Der Haftverbund bezeichnet im Etikettendruck den dreilagigen Materialverbund eines selbstklebenden Etiketts, bestehend aus Obermaterial, Klebstoffschicht und Abdeckmaterial – dem sogenannten Liner. Er bildet das Grundmaterial, auch Substrat genannt, aus dem Haftetiketten hergestellt werden, und wird in der Praxis häufig gleichbedeutend mit dem Begriff „Laminat“ verwendet.

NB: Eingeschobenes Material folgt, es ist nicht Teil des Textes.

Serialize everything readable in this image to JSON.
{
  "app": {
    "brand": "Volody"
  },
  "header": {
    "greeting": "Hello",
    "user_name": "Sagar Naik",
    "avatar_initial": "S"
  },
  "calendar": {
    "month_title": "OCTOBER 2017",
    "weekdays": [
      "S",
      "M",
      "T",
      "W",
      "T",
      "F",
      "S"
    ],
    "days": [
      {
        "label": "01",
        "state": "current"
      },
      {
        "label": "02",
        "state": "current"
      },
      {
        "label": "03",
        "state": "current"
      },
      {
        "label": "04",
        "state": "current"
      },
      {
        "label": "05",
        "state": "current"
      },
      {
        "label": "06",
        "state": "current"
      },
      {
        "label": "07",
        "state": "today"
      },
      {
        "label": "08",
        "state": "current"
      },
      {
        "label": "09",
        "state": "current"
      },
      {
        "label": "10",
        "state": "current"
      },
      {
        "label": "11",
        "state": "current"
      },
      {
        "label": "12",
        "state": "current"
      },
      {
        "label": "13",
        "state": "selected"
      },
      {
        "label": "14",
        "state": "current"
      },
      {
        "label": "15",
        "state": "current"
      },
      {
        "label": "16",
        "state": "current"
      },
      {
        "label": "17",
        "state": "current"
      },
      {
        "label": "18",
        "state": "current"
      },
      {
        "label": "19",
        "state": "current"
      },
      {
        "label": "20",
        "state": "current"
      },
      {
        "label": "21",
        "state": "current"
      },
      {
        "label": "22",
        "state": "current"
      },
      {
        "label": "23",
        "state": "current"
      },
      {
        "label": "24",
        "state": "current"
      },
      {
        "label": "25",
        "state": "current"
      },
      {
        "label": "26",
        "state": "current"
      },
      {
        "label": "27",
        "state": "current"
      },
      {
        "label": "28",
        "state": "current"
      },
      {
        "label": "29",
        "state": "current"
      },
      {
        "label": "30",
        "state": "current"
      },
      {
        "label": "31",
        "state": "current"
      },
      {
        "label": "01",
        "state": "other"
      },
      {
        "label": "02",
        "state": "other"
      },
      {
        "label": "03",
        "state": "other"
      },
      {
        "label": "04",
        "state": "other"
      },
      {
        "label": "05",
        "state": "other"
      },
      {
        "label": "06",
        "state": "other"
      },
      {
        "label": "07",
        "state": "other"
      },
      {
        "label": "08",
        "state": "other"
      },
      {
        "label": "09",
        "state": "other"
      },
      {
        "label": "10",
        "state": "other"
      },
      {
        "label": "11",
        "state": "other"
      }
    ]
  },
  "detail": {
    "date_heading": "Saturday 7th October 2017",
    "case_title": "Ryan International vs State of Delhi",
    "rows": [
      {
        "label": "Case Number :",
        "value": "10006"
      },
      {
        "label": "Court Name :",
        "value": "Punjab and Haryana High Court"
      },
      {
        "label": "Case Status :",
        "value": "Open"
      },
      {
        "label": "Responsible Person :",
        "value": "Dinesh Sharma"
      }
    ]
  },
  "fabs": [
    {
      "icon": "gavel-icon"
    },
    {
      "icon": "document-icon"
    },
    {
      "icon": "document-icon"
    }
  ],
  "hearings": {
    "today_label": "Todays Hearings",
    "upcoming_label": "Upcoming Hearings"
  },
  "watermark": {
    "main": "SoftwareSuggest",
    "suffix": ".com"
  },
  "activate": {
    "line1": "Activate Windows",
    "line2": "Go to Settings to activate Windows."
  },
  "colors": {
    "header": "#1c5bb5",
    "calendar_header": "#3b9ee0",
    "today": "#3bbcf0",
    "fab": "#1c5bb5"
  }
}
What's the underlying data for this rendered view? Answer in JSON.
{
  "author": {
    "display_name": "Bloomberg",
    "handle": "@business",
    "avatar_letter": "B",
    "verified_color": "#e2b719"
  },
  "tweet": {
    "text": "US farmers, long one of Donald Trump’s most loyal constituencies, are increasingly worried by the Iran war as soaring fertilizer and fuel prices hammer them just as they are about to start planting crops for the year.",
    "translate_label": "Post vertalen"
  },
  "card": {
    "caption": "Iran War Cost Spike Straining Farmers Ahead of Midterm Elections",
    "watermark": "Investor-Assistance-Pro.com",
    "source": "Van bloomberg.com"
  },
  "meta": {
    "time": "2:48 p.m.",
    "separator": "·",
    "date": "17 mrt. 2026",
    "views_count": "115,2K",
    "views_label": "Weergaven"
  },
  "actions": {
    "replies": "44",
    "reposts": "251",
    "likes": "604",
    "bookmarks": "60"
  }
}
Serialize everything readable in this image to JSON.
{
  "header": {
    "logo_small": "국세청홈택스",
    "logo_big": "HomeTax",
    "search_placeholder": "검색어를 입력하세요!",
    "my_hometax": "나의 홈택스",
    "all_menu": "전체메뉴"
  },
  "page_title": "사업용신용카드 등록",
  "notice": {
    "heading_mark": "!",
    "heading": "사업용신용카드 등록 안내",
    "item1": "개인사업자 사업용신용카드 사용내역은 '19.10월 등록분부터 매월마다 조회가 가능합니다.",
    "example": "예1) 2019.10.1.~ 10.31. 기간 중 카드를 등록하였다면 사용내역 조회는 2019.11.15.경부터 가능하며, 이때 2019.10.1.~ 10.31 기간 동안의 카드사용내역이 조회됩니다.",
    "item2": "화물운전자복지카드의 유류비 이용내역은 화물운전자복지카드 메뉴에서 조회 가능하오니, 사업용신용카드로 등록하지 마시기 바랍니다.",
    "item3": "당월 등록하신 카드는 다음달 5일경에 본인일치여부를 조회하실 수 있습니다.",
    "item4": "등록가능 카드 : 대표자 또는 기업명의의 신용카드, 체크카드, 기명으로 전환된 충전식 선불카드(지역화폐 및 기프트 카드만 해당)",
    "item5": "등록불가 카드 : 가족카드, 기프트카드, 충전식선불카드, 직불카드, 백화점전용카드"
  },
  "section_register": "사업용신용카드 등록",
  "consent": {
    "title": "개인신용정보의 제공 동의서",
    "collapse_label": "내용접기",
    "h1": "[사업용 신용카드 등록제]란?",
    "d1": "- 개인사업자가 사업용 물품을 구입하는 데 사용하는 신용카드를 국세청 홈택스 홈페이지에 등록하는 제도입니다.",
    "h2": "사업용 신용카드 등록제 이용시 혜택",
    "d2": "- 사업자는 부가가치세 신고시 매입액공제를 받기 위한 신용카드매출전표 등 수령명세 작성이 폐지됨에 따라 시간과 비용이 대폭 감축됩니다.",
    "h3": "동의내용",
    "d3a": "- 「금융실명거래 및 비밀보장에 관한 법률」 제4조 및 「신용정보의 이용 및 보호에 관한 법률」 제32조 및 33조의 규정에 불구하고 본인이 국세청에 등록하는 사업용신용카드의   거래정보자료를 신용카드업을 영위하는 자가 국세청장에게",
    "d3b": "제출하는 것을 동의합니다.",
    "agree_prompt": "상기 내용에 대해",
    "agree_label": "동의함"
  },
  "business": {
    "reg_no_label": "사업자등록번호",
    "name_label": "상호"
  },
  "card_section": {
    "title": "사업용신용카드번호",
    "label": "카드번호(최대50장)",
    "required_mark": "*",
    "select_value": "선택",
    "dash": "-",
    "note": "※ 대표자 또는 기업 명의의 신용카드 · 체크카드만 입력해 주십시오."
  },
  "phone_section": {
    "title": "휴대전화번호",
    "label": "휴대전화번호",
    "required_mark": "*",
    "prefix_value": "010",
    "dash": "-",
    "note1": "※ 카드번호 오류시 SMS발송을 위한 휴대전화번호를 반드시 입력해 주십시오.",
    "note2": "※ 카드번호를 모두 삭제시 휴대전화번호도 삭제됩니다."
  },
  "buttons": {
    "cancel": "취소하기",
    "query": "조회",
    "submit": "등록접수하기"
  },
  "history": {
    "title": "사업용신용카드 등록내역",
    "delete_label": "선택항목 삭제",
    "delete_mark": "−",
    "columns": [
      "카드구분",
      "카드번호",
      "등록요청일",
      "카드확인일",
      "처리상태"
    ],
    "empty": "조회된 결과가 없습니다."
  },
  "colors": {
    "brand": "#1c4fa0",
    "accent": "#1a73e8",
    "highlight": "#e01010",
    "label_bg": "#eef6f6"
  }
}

In der Herstellung wird der Haftverbund produziert, indem Papier oder Folie als Obermaterial mit einem Haftklebstoff versehen und anschließend mit einem Trägerband zusammengeführt wird. Das Ergebnis ist eine Materialrolle, die typischerweise zunächst als Jumborolle vorliegt. Zwischen Klebstoffschicht und Trägermaterial wird dabei in der Regel eine Silikonschicht aufgetragen, die als Trennschicht dient und das spätere Ablösen des Etiketts vom Liner erleichtert. Aus den Jumborollen werden auf Schneid- und Umwickelmaschinen schmalere Rollen in den für den Etikettendruck benötigten Bahnbreiten und Rollenlängen konfektioniert. Diese durchlaufen anschließend auf Etikettendruckmaschinen die typischen Prozessschritte: Abrollen, Bedrucken, Veredeln, Stanzen und Aufwickeln. Als Druckverfahren kommen dabei unter anderem Flexodruck, Siebdruck, Digitaldruck und Thermotransferdruck zum Einsatz.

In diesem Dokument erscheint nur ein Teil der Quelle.